Want to reduce your home’s energy use? Well, then you’re probably going to want to make some improvements around your home. But which ones? And what should you focus on first?
That’s where an energy evaluation can help. The first step in many residential energy overhauls is to have an energy audit performed. Professionally trained auditors assess your home’s structure and systems—like your appliances, heating and cooling, and insulation—to give you an overall idea of how they’re performing and how you can make the most impactful adjustments.
To get those measurements, energy assessors use various scorecards and rating systems, the most popular of which is the Home Energy Rating System, or HERS. Learning about the HERS index will not only help you understand your home’s energy consumption, it can also ensure that you meet eligibility requirements for green home labeling programs, such as the ENERGY STAR Certified Homes Program. Getting those labels increases your home’s value, since energy efficient homes tend to be more attractive to prospective buyers. Not to mention the money you’ll save every month on your utility bills!
How to Read Your Home’s HERS Index Score
When your energy auditor is finished evaluating your home, they’ll give your property a HERS Index score ranging from 0 to 150. Here’s how to read it:
- A score of zero means your home is essentially “net-zero,” meaning it consumes as much energy as it generates through renewables. This score is very difficult to receive unless you purchase a home that’s specifically built to be net zero, since you usually need special structural and architectural designs to get that kind of energy performance. However, installing a renewable energy system, like your very own solar panels, is a good move to get there.
- A score of 150 is the highest score a home can achieve, meaning that it’s at least 50 percent less efficient than a standard new home. All in all, if your home scores a 150, it’s time for some serious energy improvements. Homes like this can benefit from making high-yield repairs, like installing attic insulation and purchasing an energy efficient heating and cooling unit.
If your home falls close to a 100 on the HERS index, then it has the approximate energy performance of a standard new home. Of course, that doesn’t mean there’s not still room for improvement! While most newly constructed homes are about 30 percent more efficient than the average resale, high-performance homes are still fairly rare. And there are many small improvements, such as air sealing or turning your water heater down, which cost very little but represent big energy savings.

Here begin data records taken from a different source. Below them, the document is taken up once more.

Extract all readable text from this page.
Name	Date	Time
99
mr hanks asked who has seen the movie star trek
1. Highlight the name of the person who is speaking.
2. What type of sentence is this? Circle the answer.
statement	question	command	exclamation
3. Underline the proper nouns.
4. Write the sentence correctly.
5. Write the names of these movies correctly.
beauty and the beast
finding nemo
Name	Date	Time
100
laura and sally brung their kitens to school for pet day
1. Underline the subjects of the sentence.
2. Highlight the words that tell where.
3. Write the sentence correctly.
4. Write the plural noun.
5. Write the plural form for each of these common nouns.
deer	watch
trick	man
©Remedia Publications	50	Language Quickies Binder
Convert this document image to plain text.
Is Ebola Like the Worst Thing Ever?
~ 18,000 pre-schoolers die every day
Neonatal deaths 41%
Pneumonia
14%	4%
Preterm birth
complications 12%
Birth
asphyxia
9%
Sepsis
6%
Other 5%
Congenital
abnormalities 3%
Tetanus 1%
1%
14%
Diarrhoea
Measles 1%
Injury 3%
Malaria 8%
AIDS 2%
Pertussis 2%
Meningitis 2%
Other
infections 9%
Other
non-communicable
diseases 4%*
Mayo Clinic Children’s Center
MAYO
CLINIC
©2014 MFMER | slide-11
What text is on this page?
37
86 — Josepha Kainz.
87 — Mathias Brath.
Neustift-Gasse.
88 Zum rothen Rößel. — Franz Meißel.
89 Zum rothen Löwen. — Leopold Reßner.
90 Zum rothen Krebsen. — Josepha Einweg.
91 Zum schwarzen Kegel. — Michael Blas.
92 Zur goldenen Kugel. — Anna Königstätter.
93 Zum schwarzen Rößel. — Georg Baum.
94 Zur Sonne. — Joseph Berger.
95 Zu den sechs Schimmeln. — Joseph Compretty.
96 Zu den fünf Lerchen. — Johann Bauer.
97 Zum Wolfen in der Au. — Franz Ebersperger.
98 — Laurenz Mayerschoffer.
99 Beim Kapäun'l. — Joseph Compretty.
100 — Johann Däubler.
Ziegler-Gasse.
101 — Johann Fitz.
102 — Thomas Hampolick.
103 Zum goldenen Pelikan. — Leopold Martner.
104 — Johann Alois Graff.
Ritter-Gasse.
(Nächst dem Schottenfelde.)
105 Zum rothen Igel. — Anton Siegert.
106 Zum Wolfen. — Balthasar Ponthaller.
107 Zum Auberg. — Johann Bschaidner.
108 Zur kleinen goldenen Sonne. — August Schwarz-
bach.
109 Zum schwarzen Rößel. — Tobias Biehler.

What Your HERS Score Evaluates
Numbers are nice to have when you want a quick snapshot of where you rank in terms of energy efficiency. But to make meaningful improvements, you need to understand your options. When energy auditors create a score for your home on the HERS Index, they evaluate various systems in your home with specialized equipment and testing measures, such as a blower door test, a duct leakage tester, a combustion analyzer, and infrared cameras. In this way, they’re able to get a much more accurate reading of your home’s energy performance than you might if you just felt around for leaks or drafts.
Specifically, these tests look for duct leaks and inefficiencies in your HVAC equipment. They also check air sealing issues in your home’s walls, windows, and doors, as well as the quality of the insulation in your ceilings and walls. Your auditor will also carefully review the flooring above unconditioned areas like a basement, and he or she will check out your attics, crawl spaces, and your home’s foundation. They’ll look at your vents, thermostat, and hot water heater, too. All in all, it’s a comprehensive overview of high-energy equipment—like HVAC units and water heaters—and areas with common heating and cooling inefficiencies, like your ducts and attic.
When your auditor has finished evaluating various parts of your home, they’ll input the information into a computer simulator to come up with your final score. From there, they will generate a report with a cost/benefit analysis for each recommended improvement and the expected annual energy savings. You can use that report to prioritize your energy improvements and focus on the ones that make the most sense for your home and budget.
Why Does a HERS Score Matter?
Obviously, the HERS score is a great way to learn about your home’s energy efficiency. But why HERS, and not some other measurement? Well, HERS is the industry standard used by the Department of Energy when doling out green labels like the ENERGY STAR Home Certification Program. Using criteria set forth by the DOE, the auditor can calculate your home’s individual ENERGY STAR HERS Index Target, which is basically the lowest score you can receive and still be ENERGY STAR certified.
Homes with green labels like this are more valuable, and the market appetite for energy-efficient sites is only growing. But you don’t have to take our word for it—you can read this report from the Institute for Market Transformation. In it, researchers found that ENERGY STAR certified buildings add a sales premium of anywhere from one to 31 percent. And getting your home rated is step number one in this lucrative labeling process! The DOE estimates that energy-certified homes have saved their owners a collective $20 million in offset energy costs—now there’s a number you can live with!